East Bay News
Oakland girl on life support after tonsil surgery
OAKLAND, Calif. (KGO) -- A young girl from Oakland is brain dead after going into surgery to have her tonsils removed.
Now her family is demanding answers.
Jahi McMath, 13, and her mother Nailah Winkfield first arrived at Oakland Children's Hospital on Monday.
McMath was apprehensive, but her mother says she convinced her daughter things would be fine.
"She smiled when she walked in this hospital and I told her this surgery is to make you better," Winkfield said.
McMath went in to have her tonsils removed because doctors said it was to help with her sleep apnea.
But in recovery, the 13-year-old girl had disturbing complications.
"My daughter had actual clots sliding out of her mouth and they gave me a cup and said, 'here catch them with the cup so we can measure them,'" Winkfield said.
McMath's grandmother Sandra Chatman is a nurse at Kaiser Permanente Medical Center in Oakland and said she was surprised by what she calls a lack of attention by Oakland Children's Hospital staff.
"I went in and I said 'is this normal, do you guys find this to be normal?' And they said 'I don't really know,' and I said 'well then get a doctor,'" Chatman said.
McMath took a turn for the worst on the last day.
"My daughter went into cardiac arrest and died and they brought her back and now she's brain dead," Winkfield said.
They are shocked.
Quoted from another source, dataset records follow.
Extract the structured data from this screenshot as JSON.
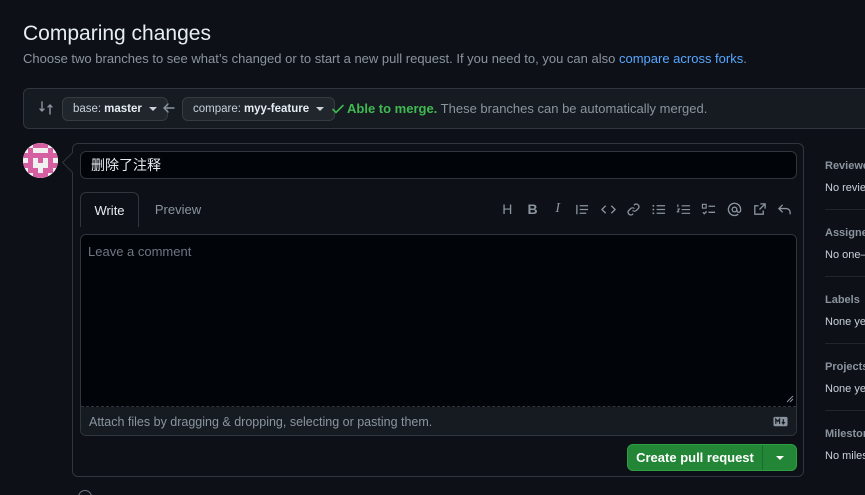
{
  "header": {
    "title": "Comparing changes",
    "subtitle": "Choose two branches to see what’s changed or to start a new pull request. If you need to, you can also ",
    "subtitle_link": "compare across forks",
    "subtitle_end": "."
  },
  "range": {
    "base_prefix": "base:",
    "base_branch": "master",
    "compare_prefix": "compare:",
    "compare_branch": "myy-feature",
    "merge_status": "Able to merge.",
    "merge_detail": " These branches can be automatically merged."
  },
  "form": {
    "title_value": "删除了注释",
    "tab_write": "Write",
    "tab_preview": "Preview",
    "comment_placeholder": "Leave a comment",
    "attach_text": "Attach files by dragging & dropping, selecting or pasting them.",
    "create_button": "Create pull request"
  },
  "toolbar": {
    "heading": "H",
    "bold": "B",
    "italic": "I",
    "icons": [
      "heading-icon",
      "bold-icon",
      "italic-icon",
      "quote-icon",
      "code-icon",
      "link-icon",
      "unordered-list-icon",
      "ordered-list-icon",
      "task-list-icon",
      "mention-icon",
      "reference-icon",
      "reply-icon"
    ]
  },
  "sidebar": {
    "reviewers_label": "Reviewe",
    "reviewers_value": "No revie",
    "assignees_label": "Assignee",
    "assignees_value": "No one—",
    "labels_label": "Labels",
    "labels_value": "None ye",
    "projects_label": "Projects",
    "projects_value": "None ye",
    "milestone_label": "Milestor",
    "milestone_value": "No miles"
  },
  "colors": {
    "background": "#0d1117",
    "accent_link": "#58a6ff",
    "merge_ok": "#3fb950",
    "primary_button": "#238636"
  }
}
What's worse is they say hospital staff is asking to consider removing McMath from life support.
"They just have a social worker follow me around all day long asking me 'do you have any other family that needs to see her?' like trying to put a rush on it," Winkfield said.
The family is now demanding for Oakland Children's Hospital to conduct an investigation to find out how McMath could have died following a seemingly routine surgery.
An Oakland Children's Hospital representative was not available for an interview, but spokesperson Melinda Kriegel released this statement: "We're very sad about this outcome, about what's happened to her, but at this point I have no information on the details of the surgery. We will certainly investigate what happened. In any surgery there are risks and there can be unexpected, unanticipated complications."
The family says they do not want to remove McMath from life support.